Bringing all this together, we can now derive a formula for calculating the gear inches for any bike with any gear combination.

If you know the number of teeth on the front chain ring, the number of teeth on the rear sprocket, and the diameter of the rear wheel, you can determine how far it will travel with each turn of the pedals. To do this, calculate your gear ratio and your wheel circumference, then multiply them together.

```
distance = front teeth / rear teeth * π * wheel diameter
```

We can equate this distance to a hypothetical penny-farthing with an unknown wheel diameter. This diameter is the gear inches we're solving for. It's the diameter of a wheel that will travel the same distance as our bike with one rotation.

```
distance = π * gear inches
```

Since both of these equations are equal to the same distance, we can set them equal to each other.

```
π * gear inches = front teeth / rear teeth * π * wheel diameter
```

We can simplify this by dividing both sides by π. This gives us the formula for gear inches.

```
gear inches = front teeth / rear teeth * wheel diameter
```

With this formula, you can calculate gear inches for every gear combination of any bike.
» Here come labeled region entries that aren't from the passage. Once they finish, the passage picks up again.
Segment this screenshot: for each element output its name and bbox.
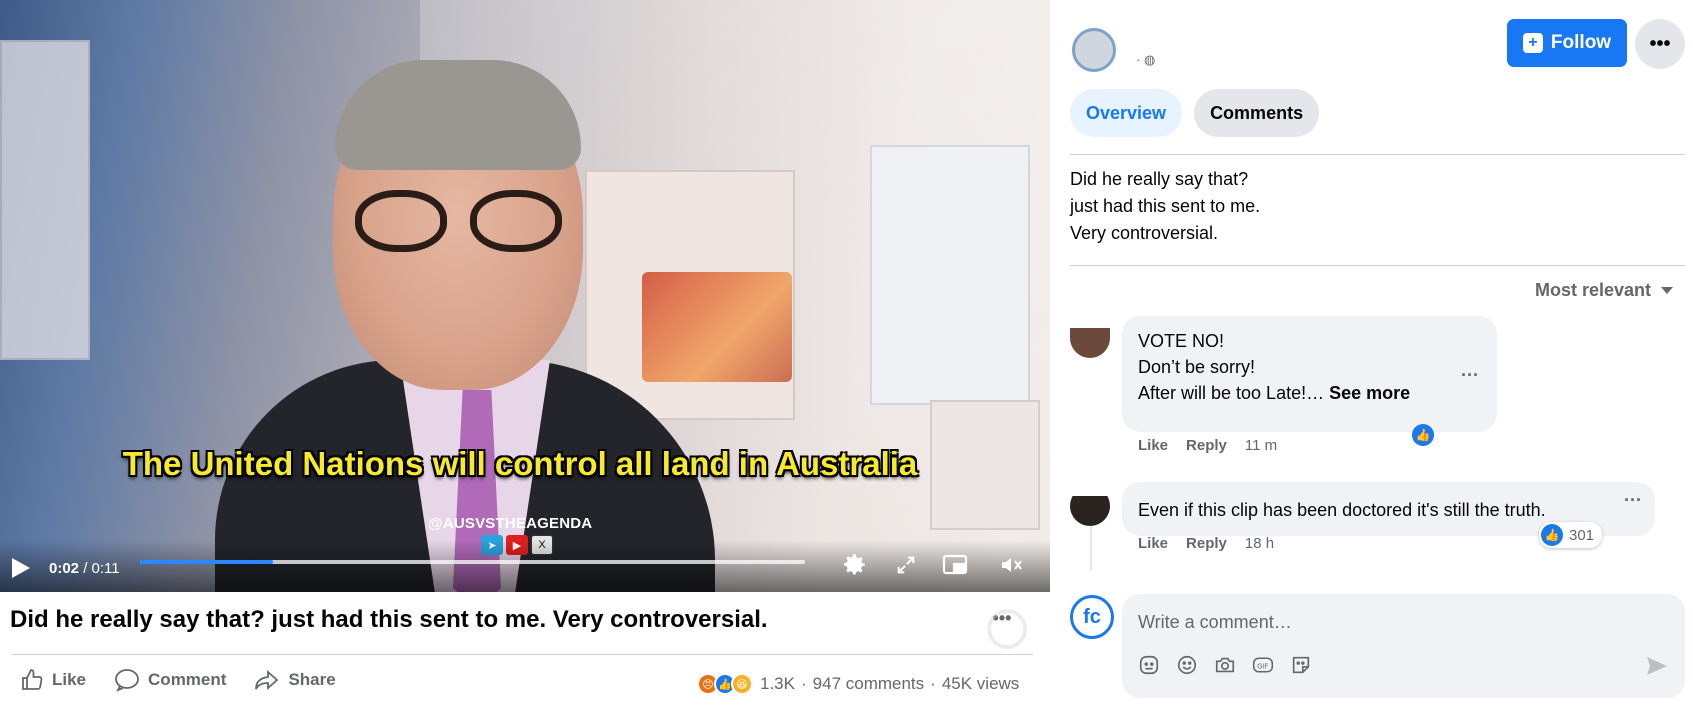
camera-icon[interactable] — [1214, 654, 1236, 676]
reaction-count[interactable]: 1.3K — [760, 674, 795, 694]
time-display: 0:02 / 0:11 — [49, 560, 120, 577]
add-follow-icon: + — [1522, 33, 1543, 53]
play-icon[interactable] — [12, 558, 30, 578]
comment-like-button[interactable]: Like — [1138, 535, 1168, 552]
comment-time: 11 m — [1244, 437, 1278, 454]
comment-composer: GIF — [1122, 594, 1685, 698]
commenter-avatar[interactable] — [1070, 496, 1110, 526]
comment-actions: Like Reply 11 m — [1138, 437, 1277, 454]
post-title: Did he really say that? just had this se… — [10, 606, 768, 633]
comment-more-icon[interactable]: ··· — [1618, 490, 1648, 510]
comment-text: Even if this clip has been doctored it's… — [1138, 500, 1546, 520]
commenter-avatar[interactable] — [1070, 328, 1110, 358]
video-watermark: @AUSVSTHEAGENDA — [428, 515, 593, 532]
video-controls: 0:02 / 0:11 — [0, 540, 1050, 592]
divider — [1070, 265, 1685, 266]
fullscreen-icon[interactable] — [889, 548, 923, 582]
mute-icon[interactable] — [995, 548, 1029, 582]
progress-fill — [140, 560, 273, 564]
background-poster — [870, 145, 1030, 405]
view-count: 45K views — [941, 674, 1020, 693]
share-button[interactable]: Share — [254, 668, 336, 692]
send-icon[interactable] — [1645, 654, 1669, 678]
thumbs-up-icon — [22, 669, 43, 690]
post-description: Did he really say that? just had this se… — [1070, 166, 1260, 247]
see-more-link[interactable]: See more — [1329, 383, 1410, 403]
post-stats: 😠 👍 😆 1.3K · 947 comments · 45K views — [697, 673, 1019, 695]
description-line: Did he really say that? — [1070, 169, 1249, 189]
globe-icon: · ◍ — [1136, 52, 1156, 67]
emoji-icon[interactable] — [1176, 654, 1198, 676]
speaker-figure — [215, 60, 715, 592]
share-arrow-icon — [255, 669, 279, 691]
comment-text-line: VOTE NO! — [1138, 331, 1225, 351]
comment-button[interactable]: Comment — [114, 668, 226, 692]
comment-label: Comment — [148, 670, 227, 689]
like-icon: 👍 — [1541, 524, 1563, 546]
description-line: just had this sent to me. — [1070, 196, 1261, 216]
post-actions: Like Comment Share — [20, 668, 336, 692]
comment-reply-button[interactable]: Reply — [1186, 535, 1227, 552]
avatar-sticker-icon[interactable] — [1138, 654, 1160, 676]
page-avatar[interactable] — [1072, 28, 1116, 72]
divider — [1070, 154, 1685, 155]
composer-tools: GIF — [1138, 654, 1312, 676]
comment-like-button[interactable]: Like — [1138, 437, 1168, 454]
background-whiteboard — [0, 40, 90, 360]
more-options-icon[interactable]: ••• — [990, 608, 1014, 632]
like-icon: 👍 — [1412, 424, 1434, 446]
settings-gear-icon[interactable] — [838, 548, 872, 582]
gif-icon[interactable]: GIF — [1252, 654, 1274, 676]
follow-button[interactable]: + Follow — [1507, 19, 1627, 67]
caret-down-icon — [1661, 287, 1674, 294]
comment-like-badge[interactable]: 👍 301 — [1539, 522, 1603, 548]
more-options-icon[interactable]: ••• — [1635, 19, 1685, 69]
video-player[interactable]: The United Nations will control all land… — [0, 0, 1050, 592]
comment-like-badge[interactable]: 👍 — [1412, 424, 1434, 446]
like-label: Like — [52, 670, 87, 689]
sort-label: Most relevant — [1535, 280, 1652, 300]
divider — [12, 654, 1033, 655]
like-button[interactable]: Like — [20, 668, 86, 692]
video-subtitle: The United Nations will control all land… — [122, 445, 918, 482]
share-label: Share — [288, 670, 336, 689]
comment-input[interactable] — [1138, 604, 1598, 640]
progress-bar[interactable] — [140, 560, 805, 564]
tab-bar: Overview Comments — [1070, 89, 1320, 137]
svg-text:GIF: GIF — [1257, 662, 1268, 670]
tab-comments[interactable]: Comments — [1194, 89, 1320, 137]
user-avatar[interactable]: fc — [1070, 595, 1114, 639]
comment-time: 18 h — [1244, 535, 1275, 552]
comment-text-line: After will be too Late!… See more — [1138, 383, 1411, 403]
comment-bubble: VOTE NO! Don’t be sorry! After will be t… — [1122, 316, 1497, 432]
post-sidebar: · ◍ + Follow ••• Overview Comments Did h… — [1050, 0, 1693, 713]
comment-like-count: 301 — [1569, 526, 1595, 544]
comment-more-icon[interactable]: ··· — [1455, 365, 1485, 385]
sticker-icon[interactable] — [1290, 654, 1312, 676]
current-time: 0:02 — [49, 560, 80, 577]
haha-reaction-icon: 😆 — [731, 673, 753, 695]
tab-overview[interactable]: Overview — [1070, 89, 1183, 137]
comment-actions: Like Reply 18 h — [1138, 535, 1274, 552]
comment-count[interactable]: 947 comments — [813, 674, 925, 694]
picture-in-picture-icon[interactable] — [938, 548, 972, 582]
follow-label: Follow — [1550, 32, 1612, 53]
comment-text-line: Don’t be sorry! — [1138, 357, 1256, 377]
sort-dropdown[interactable]: Most relevant — [1535, 280, 1674, 301]
comment-bubble-icon — [115, 669, 139, 692]
description-line: Very controversial. — [1070, 223, 1219, 243]
comment-reply-button[interactable]: Reply — [1186, 437, 1227, 454]
duration: / 0:11 — [83, 560, 120, 577]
It's simply the teeth on the chain ring divided by the teeth on the sprocket, multiplied by the diameter of the wheel.

## Comparing gears

Calculating gear inches allows you to understand your bike and its gears. You can then compare the gear inches of each combination of gears possible on your bike against each other.

For example, if your bike had a 1x gravel bike with a 42T chainring, 10-44T rear cassette, and 700c wheels (~28-inch tire diameter), you can determine that it has a lowest gear of 26.7 inches, a highest gear of 117.6 inches, and gear range of 440%.

You can determine how big the steps are between sequential gears by comparing them. You'll find that as sprockets get larger, bigger jumps in the number of teeth are needed to keep the relative distance between the gears consistent.

They help us navigate the endless drivetrain options available for today's bikes, just as people in the late 1800s used gear inches to understand how new styles of bicycles would perform and feel.

The old penny-farthing lives on as a baseline to compare our modern machines against.